Un, non, plutôt deux concerts d’anthologie
Mystique, envoûtant, intriguant mais ô combien génial, que l’on aime ou pas la new wave ou le gothic-rock selon les tendances, ce soir-là The Cure avait mis tout le monde d’accord en réalisant une performance d’anthologie. Si les “cigarettes artisanales” mal roulées sont passées de main en main sur les incontournables Charlotte sometimes et Kyoto song, mes nouveaux pas de pogoteur néophyte s’étaient déployés dès les premiers accords de A Forest. De toute façon, je n’avais pas le choix tant la fosse, où j’étais en première ligne, chavirait par vagues successives, de droite à gauche et de haut en bas. Ce nouveau son underground m’avait littéralement subjugué.
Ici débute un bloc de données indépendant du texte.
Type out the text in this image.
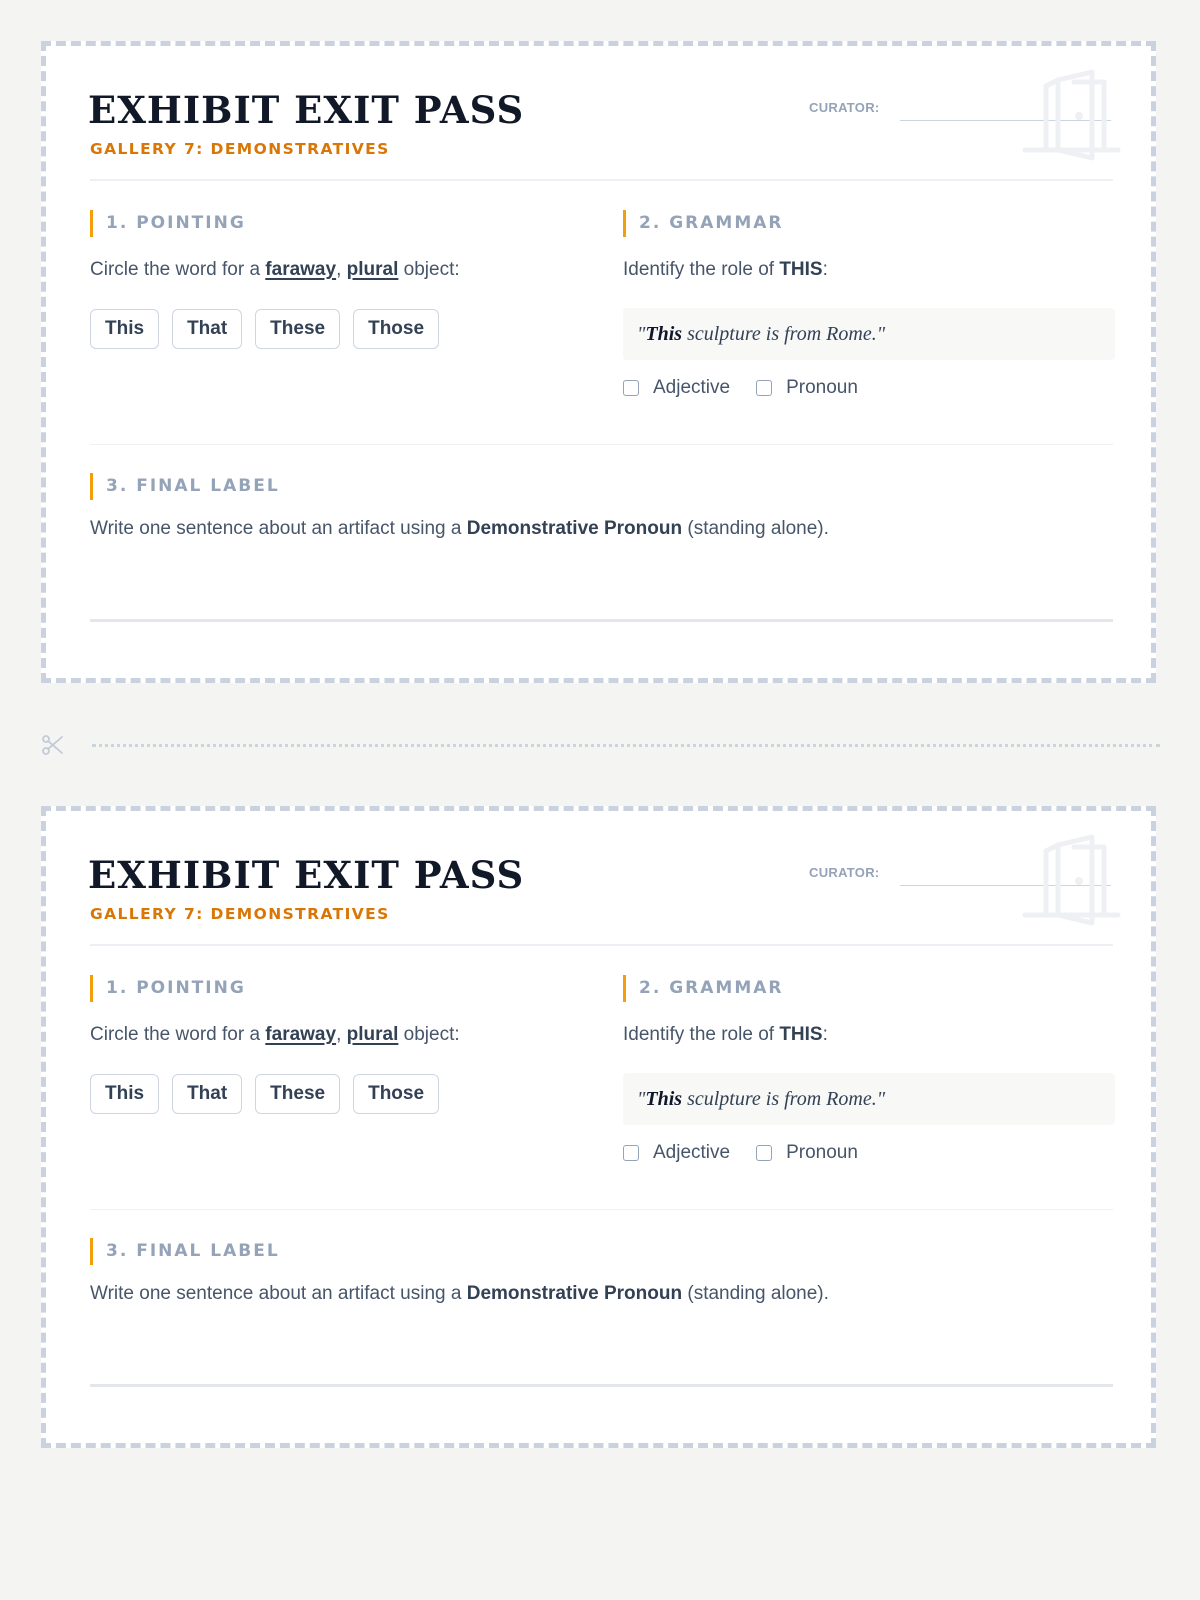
EXHIBIT EXIT PASS
GALLERY 7: DEMONSTRATIVES
CURATOR:
1. POINTING
Circle the word for a faraway, plural object:
This	That	These	Those
2. GRAMMAR
Identify the role of THIS:
"This sculpture is from Rome."
Adjective	Pronoun
3. FINAL LABEL
Write one sentence about an artifact using a Demonstrative Pronoun (standing alone).
EXHIBIT EXIT PASS
GALLERY 7: DEMONSTRATIVES
CURATOR:
1. POINTING
Circle the word for a faraway, plural object:
This	That	These	Those
2. GRAMMAR
Identify the role of THIS:
"This sculpture is from Rome."
Adjective	Pronoun
3. FINAL LABEL
Write one sentence about an artifact using a Demonstrative Pronoun (standing alone).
Au point de tenter une incursion dans les backstages à la fin du concert, avant de me faire refouler de manière correcte mais assez virile. Si je n’avais pas eu l’autographe de mes idoles d’un soir, en revanche, avec mon copain JeanLuc, nous avions pris les contacts des imprésarios du groupe anglo-saxon. Complètement habités par cette nouvelle vague musicale, l’année d’après, Jean-Luc et moi avions franchi le pas en organisant notre premier festival au théâtre romain de Fréjus. Dans la mouvance dark wave, nous avions programmé, les 1, 2 et 3 août 1987, neuf groupes répartis sur trois soirs de concerts, avec notamment “Dead Can Dance” en tête d’affiche. Le premier et dernier festival humblement baptisé Veni, Vidi, Vici, avait même été élu, sous la plume de Lionel Rotcage, “Meilleur festival de l’été 87” par le journal Libération. Mais bon, n’est pas Bob Geldof qui veut… Après avoir mis quelques années à rembourser des dettes qui, soit dit en passant, forment aussi la jeunesse, le 16 juin 1989 j’étais à nouveau un spectateur lambda dans cet amphithéâtre romain où The Cure avait remis ça avec l’album Desintegration. Plus matures, encore plus aboutis, toujours plus impénétrables, Robert Smith et sa bande m’avaient une nouvelle fois “scotché”. Des jeux de lumière aux rythmiques toujours plus mélancoliques, sans oublier les inoubliables lignes de basse du géant Gallup, je garderai pour l’éternité une fascination et une affection indélébile pour ce groupe majeur des années 80.